The Lake Superior School Board is considering pursuing a voter-approved operating levy to be included on this November's ballot.
The amount under consideration is unknown as the board is in the beginning stages of this perspective process.
At a school board workshop Tuesday, April 30, the board heard from Steve Pumper from PMA Financial, a Twin Cities-based agency that provides school finance guidance, about how an operating levy referendum would work.
"When you go for an operating referendum, it's a pretty simple mathematical equation. Basically, you need to know how many pupil units you have, multiplied by however many dollars you want to ask your voters to authorize per student and that comes up with a gross number," Pumper said.
For example, if the board were to ask for $100 worth of referendum authority per pupil, this levy would generate about $154,00 of revenue per year. When that levy is applied to a house valued at $100,000, the increase would be about $12 per year - about a 5 percent increase.

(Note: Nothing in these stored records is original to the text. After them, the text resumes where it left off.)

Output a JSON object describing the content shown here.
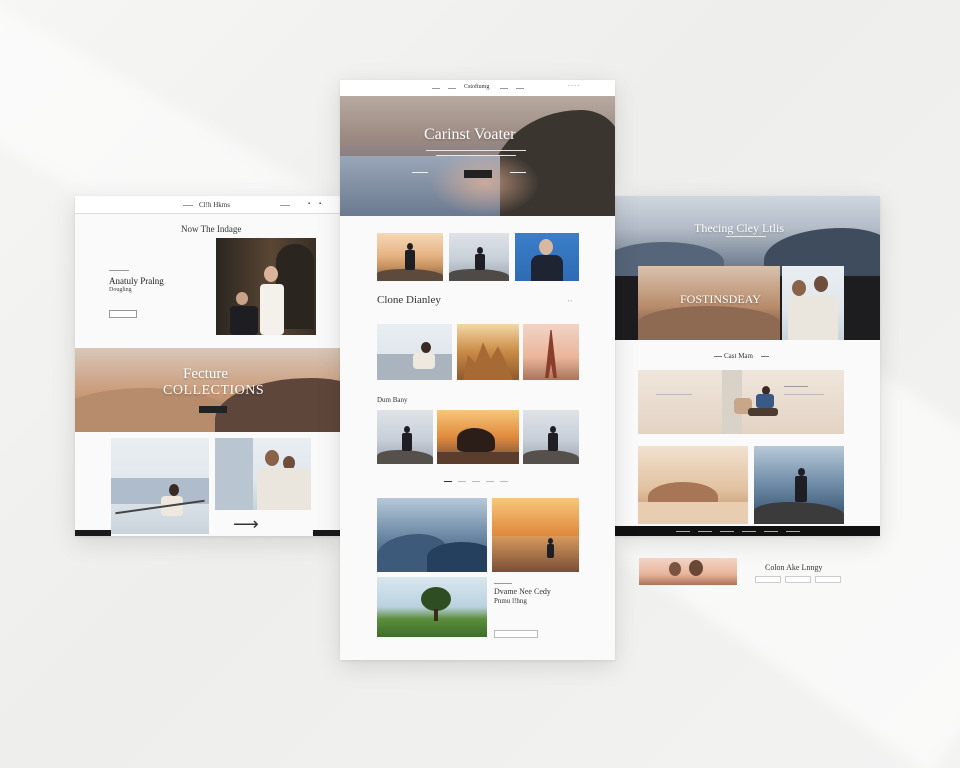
{
  "left_page": {
    "nav_brand": "Cl!h Hkms",
    "heading": "Now The Indage",
    "feature_title": "Anatuly Pralng",
    "feature_subtitle": "Dougling",
    "hero_line1": "Fecture",
    "hero_line2": "COLLECTIONS"
  },
  "center_page": {
    "nav_brand": "Cstoftumg",
    "hero_title": "Carinst Voater",
    "section_title": "Clone Dianley",
    "label_small": "Dum Bany",
    "feature_title_line1": "Dvame Nee Cedy",
    "feature_title_line2": "Pnmu l!hng"
  },
  "right_page": {
    "hero_title": "Thecing Cley Ltlis",
    "banner_title": "FOSTINSDEAY",
    "section_title": "Cast Mam",
    "footer_title": "Colon Ake Lnngy"
  },
  "colors": {
    "background": "#f2f2f1",
    "page": "#fafafa",
    "dark_bar": "#1a1a1a"
  },
  "icons": [
    "search-icon",
    "menu-icon",
    "arrow-icon"
  ]
}
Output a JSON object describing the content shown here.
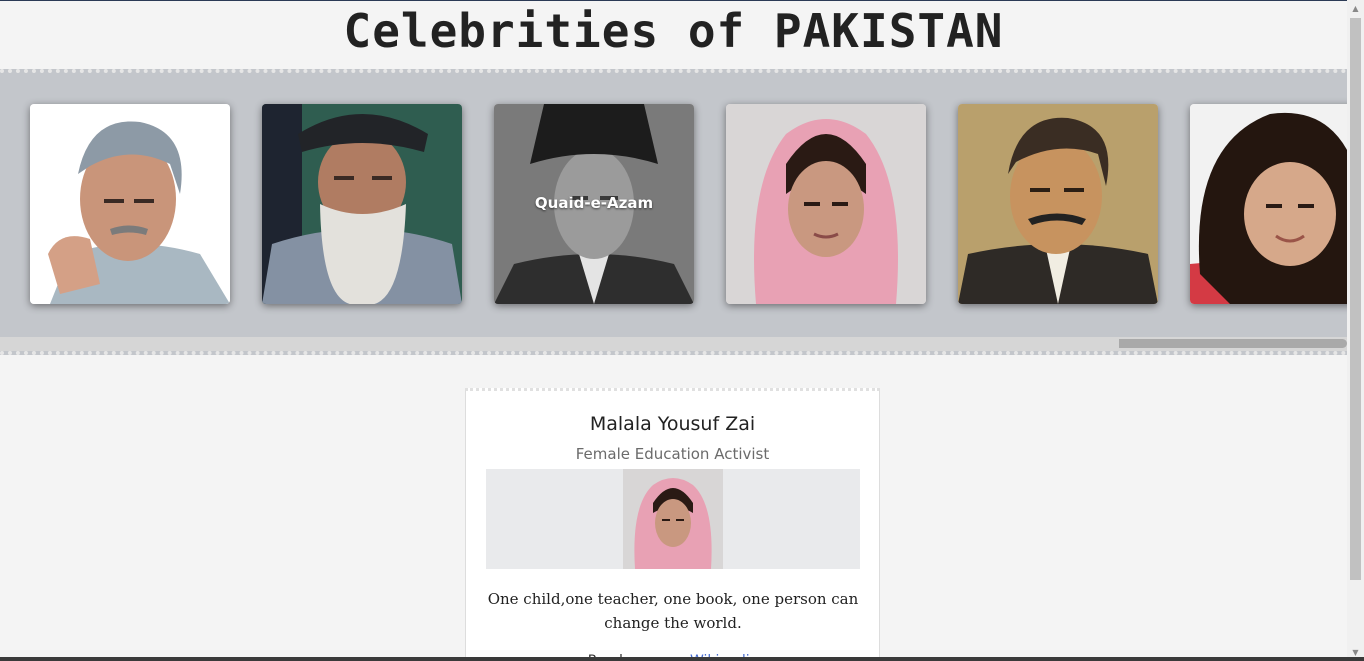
{
  "header": {
    "title": "Celebrities of PAKISTAN"
  },
  "carousel": {
    "cards": [
      {
        "caption": "",
        "portrait": "abdul-qadeer-khan"
      },
      {
        "caption": "",
        "portrait": "abdul-sattar-edhi"
      },
      {
        "caption": "Quaid-e-Azam",
        "portrait": "quaid-e-azam"
      },
      {
        "caption": "",
        "portrait": "malala-yousufzai"
      },
      {
        "caption": "",
        "portrait": "allama-iqbal"
      },
      {
        "caption": "",
        "portrait": "arfa-karim"
      }
    ]
  },
  "detail": {
    "name": "Malala Yousuf Zai",
    "role": "Female Education Activist",
    "quote": "One child,one teacher, one book, one person can change the world.",
    "read_more_prefix": "Read more on",
    "read_more_link": "Wikipedia"
  },
  "colors": {
    "carousel_bg": "#c3c6cb",
    "link": "#4a6fd1"
  }
}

On the other end of the spectrum, if the board were to ask for $1,000 worth of referendum authority per student, the levy would generate about $1.4 million of annual revenue. When applied to a house valued $100,000, the increase would be about $112 per year - about a 53 percent increase.
"That's something you have to be careful about," Pumper said. "$112 per year doesn't sound too bad, but someone will get their tax statement and see that 53 percent and might be upset."
Operating levies are fairly common around the state according to Pumper. The Lake Superior School Board is one of the few boards that doesn't have a voter-approved operating levy outside of the board-approved levy of $300 per pupil unit. However, there is a capital improvement referendum still in place from when the new Two Harbors High School was built in 2005.
Pumper advised the board that when considering a levy referendum, they must weigh the question of how much the district needs versus how much their voters are willing to approve.
"It seems like a balancing act," board member Al Ringer said.
"That's why we need to connect to our communities and find out what people would be willing to accept," Superintendent William Crandall said. "What amount would people feel comfortable accepting, whether it's somewhere between $100 and $1,000. We hope it'd be somewhere in between those two at least."
If the board pursues a voter-approved operating levy, they would need to decide before the deadline of Aug. 23, when they'd need to inform the state and county auditors.